Even with the production of TVs, many of the brands of colour TVs were copies of overseas designs: AWA and EMI were based on British designs and the famous Philips K9 was based on a Dutch design. Nothing innovative of Australian design. Even the made in Carringbah Kriesler was a rebadged Philips K9 with a fancy wooden cabinet. The Penrith made Rank Arena consisted of an assembly and wiring up of circuit boards made by NEC Japan and CRT made by RCA Japan. Another brand to disappear were “Admiral” TVs made in Fairford Rd Padstow. They long left Australia before tariffs had its effect. The factory became the new home of “Metters” in the early 1970s.
So much for innovation. On innovation, in the late 1970s as a child I visited the GE factory in Watson Rd Padstow where stereos and TVs were manufactured. I saw their R&D/laboratory room. The room was no larger than an average-sized lounge room with not enough ‘room to swing a cat’ (cat-o-nine tails not the feline variety). There was no one working these rooms not even a blueprint for the next big consumer electronic device. Even with automation in producing circuit boards, do you really think Australia was going to produce the latest widescreen LCD TVs if tariffs were kept. Methinks not.
You could argue that about whether tariffs would have protected the clothing and footwear industry in Australia. If it’s wages were the problem as to the cost of shoes why are customers prepared to pay big after-tax dollars, say several hundred dollars for sporting shoes made in cheap labour countries. If the shoes were made here and sold for several hundred dollars, the manufacturer would still have a healthy profit. If wages are big problem, why are we still paying the same if not more for petrol that was once manufactured at Kurnell, Botany and Clyde? This suggests that price alone is not necessarily a determining factor in making a purchasing decision.
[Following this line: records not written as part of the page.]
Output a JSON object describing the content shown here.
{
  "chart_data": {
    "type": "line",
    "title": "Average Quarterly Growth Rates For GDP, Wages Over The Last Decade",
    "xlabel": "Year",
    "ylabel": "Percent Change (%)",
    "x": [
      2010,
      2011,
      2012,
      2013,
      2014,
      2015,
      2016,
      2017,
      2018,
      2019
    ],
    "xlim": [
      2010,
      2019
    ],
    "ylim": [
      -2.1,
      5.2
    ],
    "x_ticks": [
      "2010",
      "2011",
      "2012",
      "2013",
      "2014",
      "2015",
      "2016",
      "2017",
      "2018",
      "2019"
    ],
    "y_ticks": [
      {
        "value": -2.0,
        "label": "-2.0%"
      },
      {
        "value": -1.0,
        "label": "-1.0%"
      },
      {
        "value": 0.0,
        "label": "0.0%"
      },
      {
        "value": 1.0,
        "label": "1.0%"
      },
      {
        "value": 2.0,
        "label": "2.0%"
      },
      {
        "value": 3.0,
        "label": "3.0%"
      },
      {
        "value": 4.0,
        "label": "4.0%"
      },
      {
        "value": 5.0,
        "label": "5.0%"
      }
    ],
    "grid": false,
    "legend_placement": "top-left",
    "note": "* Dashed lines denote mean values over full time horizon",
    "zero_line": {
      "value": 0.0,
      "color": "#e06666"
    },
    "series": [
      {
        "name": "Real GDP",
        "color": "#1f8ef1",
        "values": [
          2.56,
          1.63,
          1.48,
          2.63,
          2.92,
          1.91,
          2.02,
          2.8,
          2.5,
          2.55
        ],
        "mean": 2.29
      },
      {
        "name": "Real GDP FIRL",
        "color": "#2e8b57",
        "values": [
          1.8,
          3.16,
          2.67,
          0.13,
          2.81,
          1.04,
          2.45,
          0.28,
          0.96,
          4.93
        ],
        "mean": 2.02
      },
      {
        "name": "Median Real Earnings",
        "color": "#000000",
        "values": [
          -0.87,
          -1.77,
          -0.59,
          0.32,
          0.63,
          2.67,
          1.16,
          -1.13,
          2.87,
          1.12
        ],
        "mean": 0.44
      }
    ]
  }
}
For example when Kelvinators and Simpson whitegoods ceased manufacturing in Orange a few years ago, this was over 40 years after tariffs were reduced and wage growth leading up to the closure was stagnant.
It leads to my second point to the demise of the car industry where there was a tariff present at the demise of Holden, Ford and Toyota. That tariff was the luxury car tax for cars over $60000.
I have already discussed elsewhere on Jim’s blog that Holden and Ford left because they weren’t supplying what the market wanted, which was either SUVs or small cars. Holden Commodore sales have fallen from over 100 000 units 20 years ago to less than 27 000. I have also mentioned tToyota could have continued production at Altona and exporting world-wide because they could not get a reliable source of parts suppliers due to the demise of Holden and Ford.
Going back to the luxury tax on cars over $60 000, one could have bought a Calais for $55 000 or a Statesman for $65 000. The cars had all the bells and whistles for a car with the Statesman having the longest wheelbases in the world, especially for those sitting in the back of the car. Similarly, the luxury car tax did not encourage people to purchase the LTD with all the bells and whistles. The LTD ceased production in 2007. We could also ask why haven’t sales of Holden HSV cars continued to compete against say an MB AMG.
In summary, price and tariff protection or luxury car protection did not necessarily protect industry when people’s tastes change. Perhaps the removal of tariffs were a catalyst to the end of industry as we know it rather than keeping the status quo of secondary industry in Australia.
Regards
Anthony of exciting and downtown Belfield.